All baseball fans will remember his 13 All-Star appearances and five World Series championships. The soon to be 40-year-old is tenth on baseball’s all-time hits list and also has won five Gold Glove awards. The accolades go on and on, but his iconic image is what will resonate for years after he is gone. Jeter was the most humble and humanized superstar of our time.
“I tried to do this under the radar,” said Jeter early Wednesday morning at the Yankees’ Spring Training facility in Tampa, FL. “I didn’t want this to be a press conference where I come here and read a speech. I didn’t want to have everyone, especially my teammates, I didn’t want this to be a distraction to them.”
Jeter echoed the sentiment that the press conference was not a retirement press conference, as he still knows there is a task at hand. The Yankees have spent nearly half a billion dollars this offseason on former Red Sox center fielder Jacoby Ellsbury, Braves’ catcher Brian McCann and Japanese pitcher Masahiro Tanaka, among other acquisitions. The full press conference was documented by NJ.com.
All of the attention being given to Derek Jeter’s retirement leaving MLB without their face has diverted attention away from the task at hand. Underneath all of the retirement hoopla, let’s not forget Jeter is about to turn 40. The Yankees still have massive title aspirations and will be relying heavily on an old shortstop who appeared in just 17 games last season due to lingering effects of a broken ankle suffered in the 2012 playoffs against the Detroit Tigers. However, if there is anyone in professional sports who fans can count on being prepared, it is Jeter.
“This has nothing to do with how I feel physically,” Jeter said. “I feel great. Look forward to playing a full season.”
The New York Times documented how the Yankees organization encouraged Jeter to announced his retirement prior to the season so fans would have the privilege of saying goodbye to him, much like fellow Yankee legend Mariano Rivera did last season. Jeter announced his plans to retire in an elaborate Facebook message last week.
Jeter’s legacy has been intact long before his recent decision to retire. The images of him doing his trademark spinning throw from deep in the hole at shortstop are unforgettable, typically followed by his notorious fist pump after a great play.
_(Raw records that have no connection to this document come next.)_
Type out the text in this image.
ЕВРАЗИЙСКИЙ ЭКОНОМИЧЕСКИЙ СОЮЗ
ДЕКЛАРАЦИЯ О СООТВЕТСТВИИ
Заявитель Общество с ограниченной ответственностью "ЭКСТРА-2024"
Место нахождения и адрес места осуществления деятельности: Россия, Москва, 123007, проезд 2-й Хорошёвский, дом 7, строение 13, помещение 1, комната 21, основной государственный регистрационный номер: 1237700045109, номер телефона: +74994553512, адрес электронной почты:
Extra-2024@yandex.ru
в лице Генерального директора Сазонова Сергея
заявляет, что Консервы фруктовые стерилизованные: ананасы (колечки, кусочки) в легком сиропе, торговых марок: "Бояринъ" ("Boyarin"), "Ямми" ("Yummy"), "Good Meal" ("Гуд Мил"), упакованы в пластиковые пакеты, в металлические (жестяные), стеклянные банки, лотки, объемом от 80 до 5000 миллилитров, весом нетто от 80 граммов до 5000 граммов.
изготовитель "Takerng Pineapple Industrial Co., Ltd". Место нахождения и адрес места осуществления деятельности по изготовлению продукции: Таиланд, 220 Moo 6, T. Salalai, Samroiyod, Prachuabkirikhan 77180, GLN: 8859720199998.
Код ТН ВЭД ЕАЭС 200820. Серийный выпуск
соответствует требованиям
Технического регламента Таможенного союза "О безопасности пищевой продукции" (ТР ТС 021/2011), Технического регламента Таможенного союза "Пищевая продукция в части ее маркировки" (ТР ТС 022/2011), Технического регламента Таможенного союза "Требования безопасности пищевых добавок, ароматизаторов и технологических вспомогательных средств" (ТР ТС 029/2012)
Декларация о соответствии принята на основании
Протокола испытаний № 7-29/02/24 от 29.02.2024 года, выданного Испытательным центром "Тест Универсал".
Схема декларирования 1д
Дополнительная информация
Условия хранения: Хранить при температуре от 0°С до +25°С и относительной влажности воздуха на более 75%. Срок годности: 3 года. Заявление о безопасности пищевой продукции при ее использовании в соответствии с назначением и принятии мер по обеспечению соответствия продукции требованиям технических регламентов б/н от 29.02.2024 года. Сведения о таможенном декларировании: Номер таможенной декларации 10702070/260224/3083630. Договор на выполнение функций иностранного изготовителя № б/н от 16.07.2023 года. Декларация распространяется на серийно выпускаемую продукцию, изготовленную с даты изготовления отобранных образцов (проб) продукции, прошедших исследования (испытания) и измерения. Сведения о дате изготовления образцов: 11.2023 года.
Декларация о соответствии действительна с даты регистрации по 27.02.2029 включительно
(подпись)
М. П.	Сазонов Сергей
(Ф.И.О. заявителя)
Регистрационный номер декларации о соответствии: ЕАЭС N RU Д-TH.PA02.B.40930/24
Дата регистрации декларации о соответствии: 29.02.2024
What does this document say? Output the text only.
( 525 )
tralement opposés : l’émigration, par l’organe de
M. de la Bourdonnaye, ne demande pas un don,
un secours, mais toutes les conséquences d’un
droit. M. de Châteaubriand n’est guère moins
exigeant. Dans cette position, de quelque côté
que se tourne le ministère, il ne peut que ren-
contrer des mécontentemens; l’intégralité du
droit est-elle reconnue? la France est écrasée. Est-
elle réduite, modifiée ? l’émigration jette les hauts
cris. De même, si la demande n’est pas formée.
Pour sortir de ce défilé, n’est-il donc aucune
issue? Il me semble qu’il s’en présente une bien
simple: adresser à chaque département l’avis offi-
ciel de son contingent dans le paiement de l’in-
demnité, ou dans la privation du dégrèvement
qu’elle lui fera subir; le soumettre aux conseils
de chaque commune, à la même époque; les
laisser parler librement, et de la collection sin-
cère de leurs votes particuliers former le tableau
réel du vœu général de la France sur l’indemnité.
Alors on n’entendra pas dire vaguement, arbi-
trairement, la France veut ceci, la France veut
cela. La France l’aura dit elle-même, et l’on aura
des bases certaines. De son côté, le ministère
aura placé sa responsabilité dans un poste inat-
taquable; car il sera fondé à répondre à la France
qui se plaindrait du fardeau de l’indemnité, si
The legendary moments have been impossible to shake, from “the flip” in Game 3 of the 2001 American League Division Series against the Oakland Athletics, the 3,000th hit and the dive into the stands against the Red Sox that left his face bruised and bloodied.
Of course, no one can forget the famous primordial walk-off home run of his career that happened to come in Game 4 of the 2001 World Series against the Arizona Diamondbacks. Postseason play had been pushed back due to the tragedies of 9/11, and the game on October 31 spilled past midnight into extra innings, garnering Jeter the now historic nickname of “Mr. November.”
Mythical moments aside, Jeter’s exit will be felt by MLB as much off the field as it will on it. Any casual bystander not just in New York, but across the country could tell you who Derek Jeter was regardless of their baseball fandom. He provided a breath of fresh air and a quintessential role model during a time where the sport’s integrity was soured by steroid scandals.
Derek Jeter’s retirement leaving MLB without the face of baseball will leave the door open for the next face of the sport, perhaps to be filled by youngsters Mike Trout of the Los Angeles Angels of Anaheim or Bryce Harper of the Washington Nationals. Either way, Jeter has left a profound imprint on baseball forever with not only his postseason heroics, but by the way he has carried himself as a true champion.